Sanders, a self-described socialist and critic of the status quo, has built his underdog campaign on blunt talk about the nation's economy, health-care and the selling of our political system to the highest bidders.
In addition to advocating a $15-dollar-an-hour national minimum wage and raising taxes on the rich and on Wall Street, Sanders supports a government-led jobs program to fix the nation's infrastructure (mainly roads and bridges), a single-payer health care system, an expansion of Social Security benefits and debt-free college (not universal free education, as some critics have tried to maintain, just education at a cost that realistically can be borne by the students).
Again, he is the flip-side of Trump, because Sanders is an outsider with a real message, where Trump is an outsider with nothing but an anti-message.

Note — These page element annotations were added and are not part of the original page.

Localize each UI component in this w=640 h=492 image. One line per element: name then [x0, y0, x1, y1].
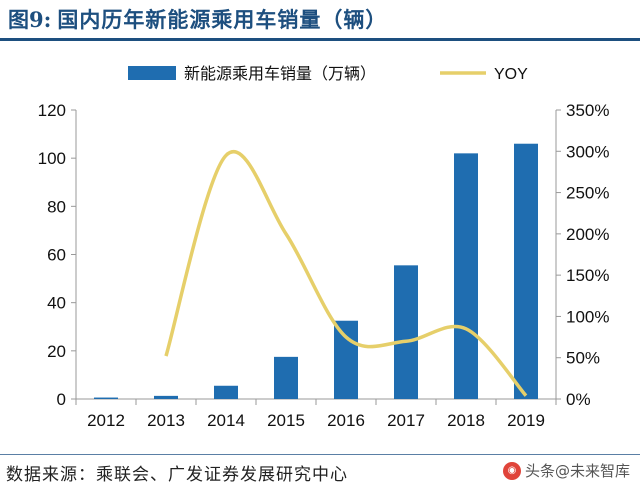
y-right-tick-label: 350%: [566, 101, 609, 120]
chart-header: 图9: 国内历年新能源乘用车销量（辆）: [0, 0, 640, 38]
y-right-tick-label: 250%: [566, 184, 609, 203]
y-left-tick-label: 120: [38, 101, 66, 120]
y-right-tick-label: 150%: [566, 266, 609, 285]
bar: [274, 356, 298, 399]
bar: [154, 395, 178, 399]
x-tick-label: 2017: [387, 411, 425, 430]
watermark: ◉ 头条@未来智库: [502, 460, 630, 481]
y-left-tick-label: 60: [47, 246, 66, 265]
bar: [514, 143, 538, 399]
y-right-tick-label: 200%: [566, 225, 609, 244]
x-tick-label: 2015: [267, 411, 305, 430]
y-right-tick-label: 300%: [566, 142, 609, 161]
legend-bar-label: 新能源乘用车销量（万辆）: [184, 65, 376, 83]
legend-line-label: YOY: [494, 66, 528, 83]
x-tick-label: 2013: [147, 411, 185, 430]
y-left-tick-label: 100: [38, 149, 66, 168]
y-left-tick-label: 80: [47, 197, 66, 216]
y-right-tick-label: 100%: [566, 307, 609, 326]
x-tick-label: 2014: [207, 411, 245, 430]
bar: [454, 153, 478, 399]
source-note: 数据来源：乘联会、广发证券发展研究中心: [6, 465, 348, 485]
y-right-tick-label: 50%: [566, 349, 600, 368]
figure-label: 图9:: [8, 7, 52, 32]
y-right-tick-label: 0%: [566, 390, 591, 409]
chart-title: 国内历年新能源乘用车销量（辆）: [57, 7, 388, 32]
chart-area: 0 20 40 60 80 100 120 0% 50% 100% 150% 200% 250% 300%…: [38, 65, 610, 430]
x-tick-label: 2016: [327, 411, 365, 430]
y-left-tick-label: 0: [57, 390, 66, 409]
bar: [334, 320, 358, 399]
bar: [94, 397, 118, 399]
x-tick-label: 2019: [507, 411, 545, 430]
bar: [214, 385, 238, 399]
bar: [394, 265, 418, 399]
x-tick-label: 2012: [87, 411, 125, 430]
watermark-text: 头条@未来智库: [524, 462, 630, 480]
x-tick-label: 2018: [447, 411, 485, 430]
source-divider: [0, 454, 640, 455]
yoy-line: [164, 150, 528, 397]
y-left-tick-label: 20: [47, 342, 66, 361]
legend-bar-swatch: [128, 66, 176, 80]
y-left-tick-label: 40: [47, 294, 66, 313]
watermark-logo-icon: ◉: [502, 461, 521, 480]
title-divider: [0, 38, 640, 41]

Trump has no political program beyond his disdain for the rest of the Republican field of candidates and his certitude that the voters were all addicted viewers of his pathetic television series, "The Apprentice," and will vote for him or they'll all be fired.
Another Trump-like aspect of Bernie is that he can draw huge crowds of people to see and hear him deliver his message. Last July in Madison, Wisconsin, at a rally that pulled in more than 100,000, Sanders incredulously announced that it was the biggest such event of its kind in the 2016 presidential race up until then. Which it was.
Trump also draws huge numbers, but only because he is so outrageous that people hang on his every word in the hopes he will do something wild and wicked. They don't come to learn from Trump, they come to see his act, sort of like crowds at a circus hoping to see the lion eat the head of the lion-tamer.
At that rally in July, held at what once was known as the Dane County Coliseum but now is called the Alliant Energy Center (can you say, corporate hegemony over all we see and do?), Sanders openly declared, "This campaign is about creating a political revolution in America."
And if he were to win the election and follow through on his rhetoric, it could be exactly that, offering the first step in a campaign to give this country back to the people as a whole, rather than continue to cede control to a lying class of political hacks and self-interested hucksters from both parties.
Of course, we've been here before.
When Barack Obama burst onto the political scene in 2007, he was a one-term U.S. Senator from Illinois, kind of like Abraham Lincoln was about 150 years earlier. Obama mostly was known for having given a rousing keynote address at the Democratic National Convention three years earlier.
He made all the right social-welfare noises, pushed all the right progressive buttons, and he's black — all of which made him the instant darling of the left and gradually won over the middle (in political slide-rule terms).
But he failed to live up to the promise of his candidacy, for some reasons of his own and for many, many reasons outside his control.
Would Bernie Sanders be able to do any better, given the corrupt political realities of our times?
I don't know, but it sure couldn't hurt to find out.